Numancia está sitiada desde hace dieciséis años por las
tropas de Escipión, que han perdido la moral de
lucha, distraídos con los placeres y los vicios. El general
romano viene a despertarlos de su letargo y aviva los
sentimientos bélicos. Una embajada numantina pide la paz a la
que Escipión no da mayores esperanzas que
promoviendo el cerco de la ciudad. Entonces los numantinos
urgidos por su sentimiento religioso deciden aplacar a los
dioses mediante sacrificios, pero los dioses, con arreglo al más
riguroso «pathos», decretan el fin de la ciudad. Uno de los
caudillos ibéricos ofrece a Escipión dirimir su
destino en una batalla, reto que no es aceptado por el caudillo
romano sencillamente por estrategia: los numantinos están
agotados. Es el núcleo trágico provocador del heroísmo y de la
entrega al desaliento. En el paroxismo de la perdición, los
numantinos se dan muerte unos a otros, obligados por la Guerra,
Enfermedad y Hambre que juegan aquí su viejo papel barroco y
simbólico. Cuando el silencio y la tragedia reinan sobre
Numancia, Escipión entra en la ciudad. Sólo
Banato, joven guerrero, temeroso refugiado, está
vivo; arrepentido de sus indecisiones pasadas, rubrica el
sacrificio de su ciudad arrojándose también de la torre. El
final aparece desolado, patético, catártico, pero los vencedores
no uncen a su carro glorioso ningún cautivo. El «valor tanto» y
«la fuerza no vencida» queda lenta, majestuosamente narrada.

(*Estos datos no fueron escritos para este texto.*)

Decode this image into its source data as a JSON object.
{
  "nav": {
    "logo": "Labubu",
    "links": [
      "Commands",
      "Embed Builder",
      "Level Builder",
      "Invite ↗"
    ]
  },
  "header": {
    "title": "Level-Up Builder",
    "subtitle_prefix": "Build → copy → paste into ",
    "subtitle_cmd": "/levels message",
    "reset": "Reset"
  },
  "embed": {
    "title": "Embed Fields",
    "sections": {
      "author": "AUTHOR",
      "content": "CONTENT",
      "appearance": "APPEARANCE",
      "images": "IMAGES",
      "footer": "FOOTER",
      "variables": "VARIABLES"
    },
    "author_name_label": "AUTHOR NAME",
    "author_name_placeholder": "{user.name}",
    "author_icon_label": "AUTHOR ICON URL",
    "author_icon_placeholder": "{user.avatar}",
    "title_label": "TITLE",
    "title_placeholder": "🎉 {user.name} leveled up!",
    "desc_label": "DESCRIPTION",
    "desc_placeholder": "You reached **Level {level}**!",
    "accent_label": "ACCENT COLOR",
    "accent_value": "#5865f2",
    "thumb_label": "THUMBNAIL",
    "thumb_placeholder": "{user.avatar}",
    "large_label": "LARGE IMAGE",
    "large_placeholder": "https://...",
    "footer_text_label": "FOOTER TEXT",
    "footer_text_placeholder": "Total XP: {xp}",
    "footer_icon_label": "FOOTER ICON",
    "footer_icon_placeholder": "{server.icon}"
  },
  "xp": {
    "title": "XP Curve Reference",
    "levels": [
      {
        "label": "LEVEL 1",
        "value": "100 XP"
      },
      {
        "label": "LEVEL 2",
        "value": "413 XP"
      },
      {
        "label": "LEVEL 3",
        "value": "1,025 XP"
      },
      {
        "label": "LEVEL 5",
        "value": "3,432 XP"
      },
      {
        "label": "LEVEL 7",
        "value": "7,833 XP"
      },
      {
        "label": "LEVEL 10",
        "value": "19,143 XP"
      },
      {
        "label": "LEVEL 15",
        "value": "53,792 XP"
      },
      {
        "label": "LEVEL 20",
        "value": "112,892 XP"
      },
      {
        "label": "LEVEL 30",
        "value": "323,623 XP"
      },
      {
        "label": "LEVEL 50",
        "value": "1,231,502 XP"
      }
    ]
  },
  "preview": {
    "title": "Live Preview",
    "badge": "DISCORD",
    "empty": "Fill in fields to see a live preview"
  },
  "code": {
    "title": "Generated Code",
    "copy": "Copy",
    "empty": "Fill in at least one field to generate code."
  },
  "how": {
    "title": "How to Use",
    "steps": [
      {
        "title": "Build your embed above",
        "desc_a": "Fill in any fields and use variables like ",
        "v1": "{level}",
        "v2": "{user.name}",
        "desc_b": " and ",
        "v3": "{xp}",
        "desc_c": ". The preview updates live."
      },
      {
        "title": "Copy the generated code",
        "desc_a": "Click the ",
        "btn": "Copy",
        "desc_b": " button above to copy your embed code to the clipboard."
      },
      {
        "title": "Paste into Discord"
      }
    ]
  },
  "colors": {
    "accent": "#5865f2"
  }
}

¿Hasta qué punto se nos comunica la ebriedad racial de
Numancia? ¿Son válidos los módulos expresivos en que se nos
ofrece? ¿Está respetado sin adulteraciones el espíritu nacional
y patriótico de la tragedia? Las respuestas nos pueden
tranquilizar. Narros ha respirado más la línea
(“resistente” de los numantinos que su notación «heroica», pero
resulta algo natural, si quería referir su espectáculo a nuestro
tiempo. Yo reconozco que no ha traspasado ciertos límites y ello
va en beneficio suyo. Quizá aparece menor la sensación casi
física del acoso, del cerco, y de la presión tratándose de una
versión, querámoslo o no, expresionista. Y sin duda, la frialdad
— a la que contribuyen algunos factores permanentes: deficiente
registro para decir el verso, opacidad de las indumentarias,
actores de mayor o menos categoría, etc.— es más que una nota,
una verdadera tónica. Los decorados de Antonio Hernández
tienen una indudable grandeza, y su impresionismo macrocósmico
recoge, por los caminos de la libertad artística, ese mundo
cuasi-religioso y sacral de toda tragedia. Ya en la aplicación
de los volúmenes ambientales y de la distribución posicional de
los «campus» existe cierto galimatías que, más que centrar la
atención en la densidad trágica, distrae y dispersa, con mengua
de la definición plástica de los dos antagonismos.
Numancia ha ido ganando conforme suceden las
representaciones. Sobre todo porque unas abreviaciones oportunas
vinieron a salvarla. Uno concibe la representación con brío,
braveza y vigor. Y con un ritmo más embridado. Hay que reconocer
que el estreno — con efectos chocantes o sin ellos — discurrió
entre diversos signos: grandes aciertos en el primer acto, con
finos y muy estilizados hallazgos y soporífero el segundo donde
el final, bonito y bien realizado, salva la representación.
Pienso que la timidez de Narros ante la tragedia de
Cervantes le hizo respetar parlamentos y parlamentos, cuando
lo lógico hubiera sido linear su «versión» sobre la nervadura de
los polos dialécticos, simbólicos y morales que, a niveles
elementales si se quiere, Numancia, posee. Verso arriba o
abajo no supone nada. La interpretación fue desigual y desvaída.
Con excepciones poco excepcionales, por lo demás.